Вера берет первые ноты Вальса. Играет его с той же страстью, что на концерте. Но в Вальсе доминирует не она и не я – здесь раскрывается вся мощь оркестра. Мелодия делает разворот над залом, как над аэропортом делает разворот авиалайнер. Он совершает круг, второй, третий и всё не садится – не потому, что не может, а от нежелания покидать небо.
Перед Верой – бушующий океан. На зал обрушивается волна за волной, и от их ударов (барабаны) сотрясаются ряды кресел, и пена на гребнях волн (тарелки) повергает зрителей в трепет. В центре шторма – дирижер Хубер. Его отчаянное стремление справиться со стихией повторяют вскочившие с мест зрители, их движения синхронны с дирижерскими. Совместными усилиями им удается несколько стихию укротить. По залу проносится вздох облегчения. И в это мгновение, на фоне отступившего ужаса, возникают (фортиссимо) Верин рояль и мой голос – как две стрелы одной ослепительной молнии. Кто-то в партере вскрикивает.
В покоренных мной залах я разбрасывал, бывало, снопы искр, по электрической части я был большим умельцем, но молнии с небес не сводил прежде никогда. И вот уже два человека в белых халатах выводят кого-то под руки по центральному проходу. Над проходом дают освещение, и видно, как ноги пострадавшего, в начале пути безжизненные и забывшие вроде бы радость ходьбы, постепенно нащупывают почву. Они пока заметно разъезжаются, и группа все еще напоминает занимающихся на катке, но благоприятный исход не вызывает сомнений. Скользи, скользи, конькобежец, шепчет Вера, и вспоминай Арама Ильича Хачатуряна.

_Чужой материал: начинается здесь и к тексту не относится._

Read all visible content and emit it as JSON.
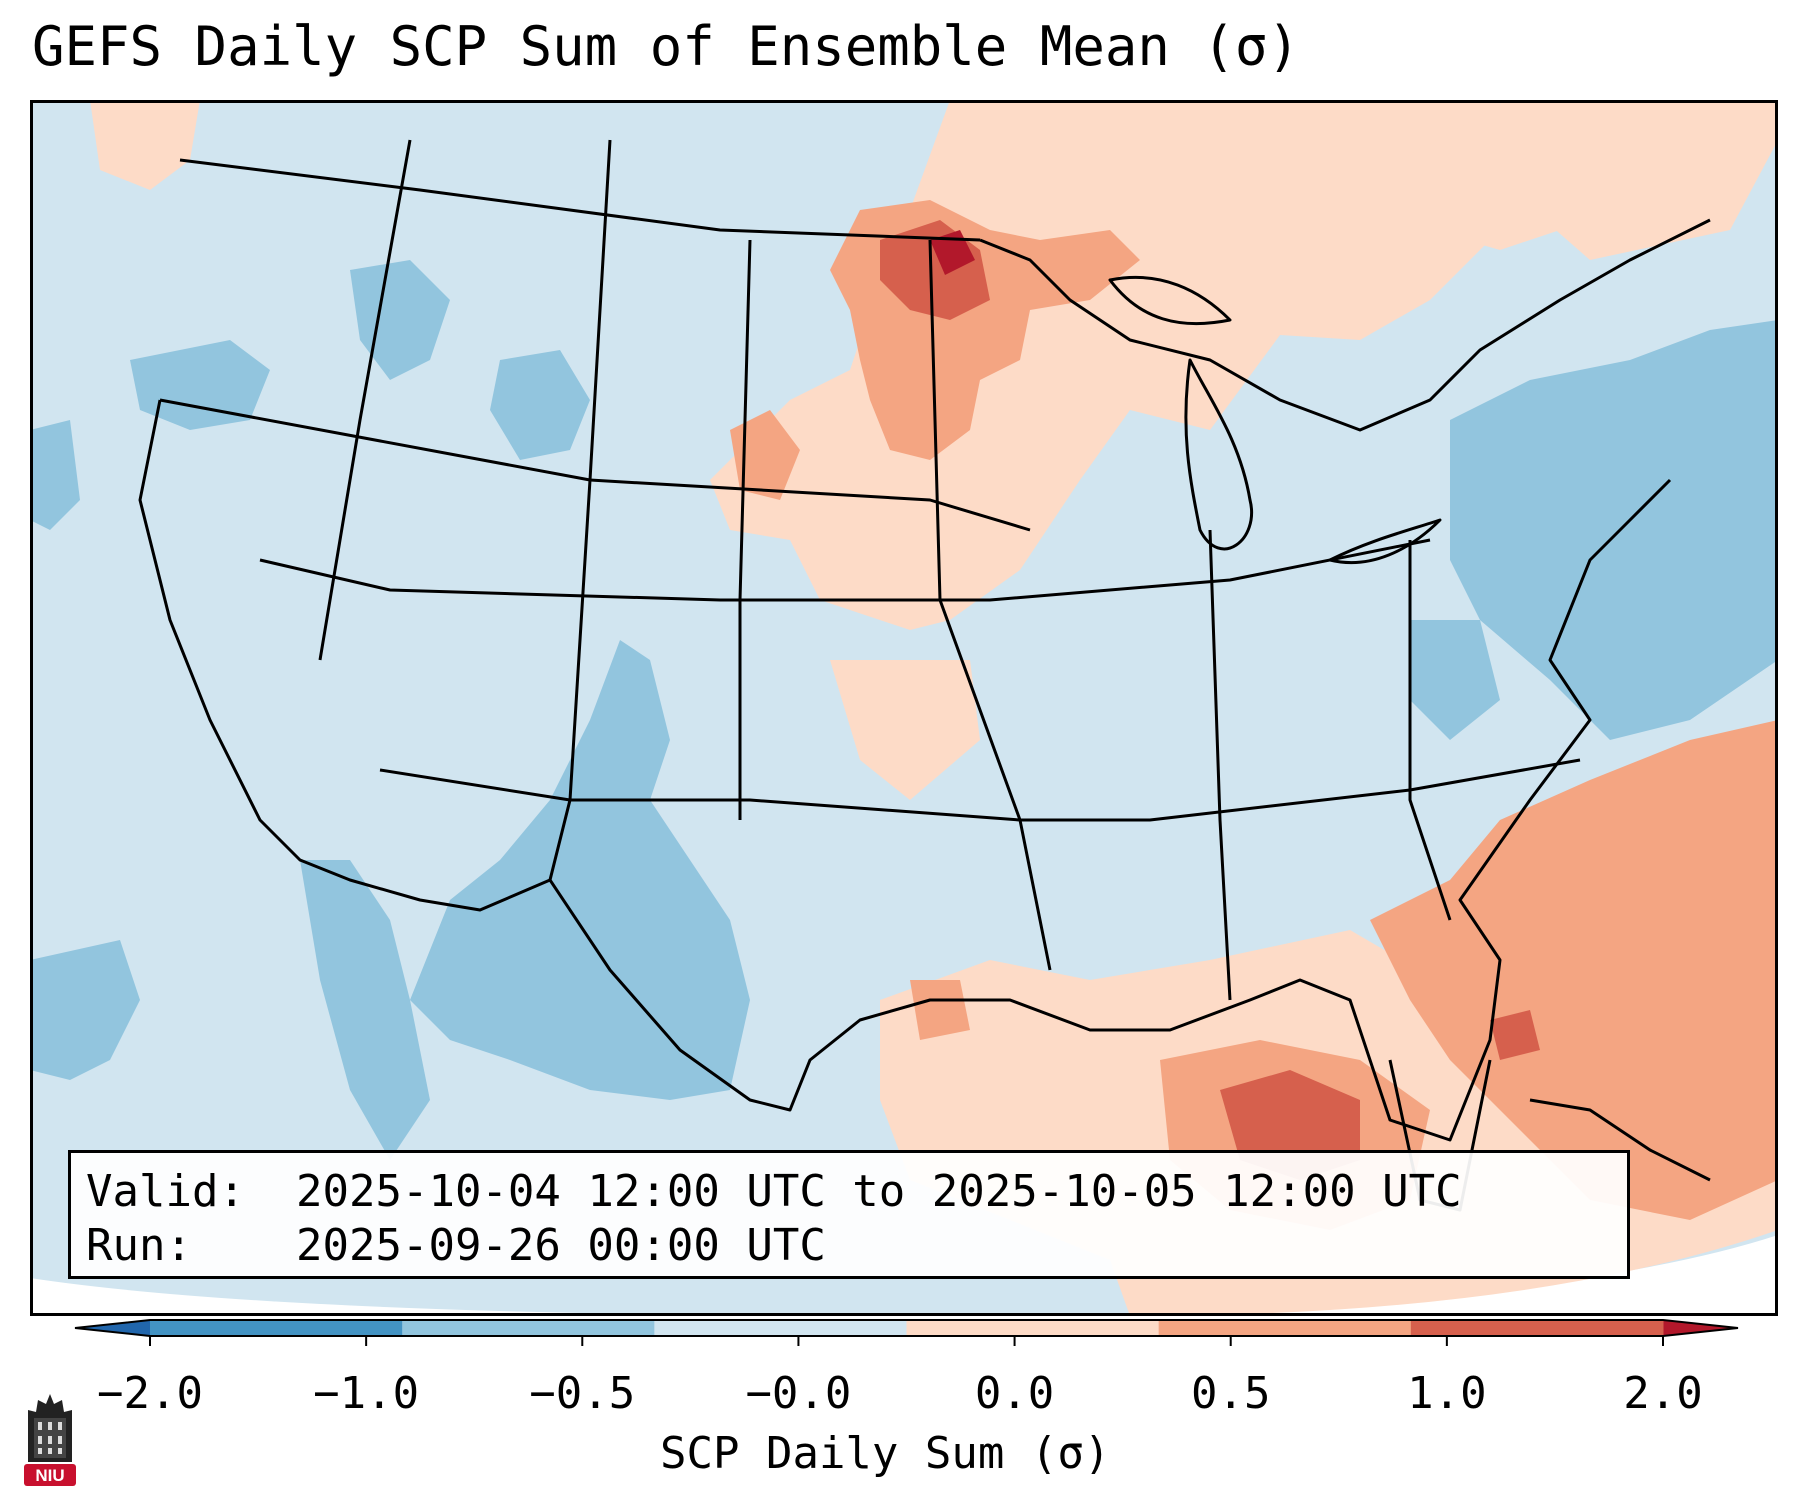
{
  "title": "GEFS Daily SCP Sum of Ensemble Mean (σ)",
  "info": {
    "valid_label": "Valid:",
    "valid_value": "2025-10-04 12:00 UTC to 2025-10-05 12:00 UTC",
    "run_label": "Run:",
    "run_value": "2025-09-26 00:00 UTC"
  },
  "colorbar": {
    "label": "SCP Daily Sum (σ)",
    "ticks": [
      "−2.0",
      "−1.0",
      "−0.5",
      "−0.0",
      "0.0",
      "0.5",
      "1.0",
      "2.0"
    ],
    "bins": [
      {
        "from": -2.0,
        "to": -1.0,
        "color": "#4393c3"
      },
      {
        "from": -1.0,
        "to": -0.5,
        "color": "#92c5de"
      },
      {
        "from": -0.5,
        "to": 0.0,
        "color": "#d1e5f0"
      },
      {
        "from": 0.0,
        "to": 0.5,
        "color": "#fddbc7"
      },
      {
        "from": 0.5,
        "to": 1.0,
        "color": "#f4a582"
      },
      {
        "from": 1.0,
        "to": 2.0,
        "color": "#d6604d"
      }
    ],
    "under_color": "#2166ac",
    "over_color": "#b2182b"
  },
  "logo": {
    "text": "NIU"
  },
  "map": {
    "background_color": "#d1e5f0",
    "region": "Contiguous United States, southern Canada, northern Mexico, Gulf of Mexico, western Atlantic",
    "anomaly_areas": [
      {
        "region": "Northern Minnesota / Manitoba border",
        "value_class": "1.0 to 2.0"
      },
      {
        "region": "Minnesota / eastern Dakotas / Ontario",
        "value_class": "0.5 to 1.0"
      },
      {
        "region": "Upper Midwest, Great Lakes, southern Canada",
        "value_class": "0.0 to 0.5"
      },
      {
        "region": "Gulf of Mexico coast and eastern Gulf",
        "value_class": "0.0 to 0.5"
      },
      {
        "region": "Gulf south of Florida / near Cuba",
        "value_class": "1.0 to 2.0"
      },
      {
        "region": "Western Atlantic southeast of Carolinas",
        "value_class": "0.5 to 1.0"
      },
      {
        "region": "Southwest US / northern Mexico / Rockies",
        "value_class": "-1.0 to -0.5"
      },
      {
        "region": "Mid-Atlantic offshore Atlantic",
        "value_class": "-1.0 to -0.5"
      },
      {
        "region": "Pacific Northwest",
        "value_class": "-1.0 to -0.5"
      }
    ]
  }
}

Перед Верой с радостными лицами стоят Катя и Барбара. Девочка понимает, что дела ее хуже некуда. Врачи сказали (Катин голос немыслимо бодр), что требуется пересадка печени. Я сейчас отправляюсь в клинику обсуждать детали. Барбара берет ноту до. Поворачивается к Вере: пересадка – это хорошо, потому что свидетельствует об отсутствии метастазов. Иначе они не пошли бы на пересадку. Молчание. Еще одно до Барбары. Только – до. Будет ли после?
Вера берет первые ноты Адажио. Под эту музыку я сажусь в такси. Она звучит во время моего разговора с главврачом клиники. Проблема состоит в трансплантате. Не будучи немецкой гражданкой, Верочка не имеет права ни на какие медицинские программы, финансируемые Германией.
Оторвав глаза от клавиш, Вера видит, как многотысячный зал встает. Обняв друг друга за плечи, зрители раскачиваются. Главврач кладет мне руку на плечо: знаете, я ведь был на этом концерте, и внимал этой музыке, и раскачивался вместе со всеми. Феноменально, Вера же совсем еще девочка. Можно, конечно, поставить ее в лист ожидания на родине, но не все, как показывает практика, доживают до подхода своей очереди. Есть, вообще говоря, разные пути приобретения трансплантата, но вопрос опять-таки упирается в деньги. Когда я сообщаю, что вопрос о деньгах не стоит (уважительный взгляд собеседника), мы переходим к обсуждению медицинских проблем: совместимость трансплантата с организмом оперируемой (она определяется общей группой крови), подготовка ее к операции и т. д. Трансплантат может появиться через месяц-другой, а может завтра, и в любой момент надо быть готовым.
Главврач высоко ценит талант пациентки. Он надеется, что искусство здешних врачей будет ему соответствовать. По его просьбе мы с ним поем завершающую часть бессмертной музыки Джадзотто. В исполнении врача она выглядит не такой уж бессмертной, но я этого деликатно не замечаю. Издалека, с улицы Ам Блютенринг, доносится партия рояля.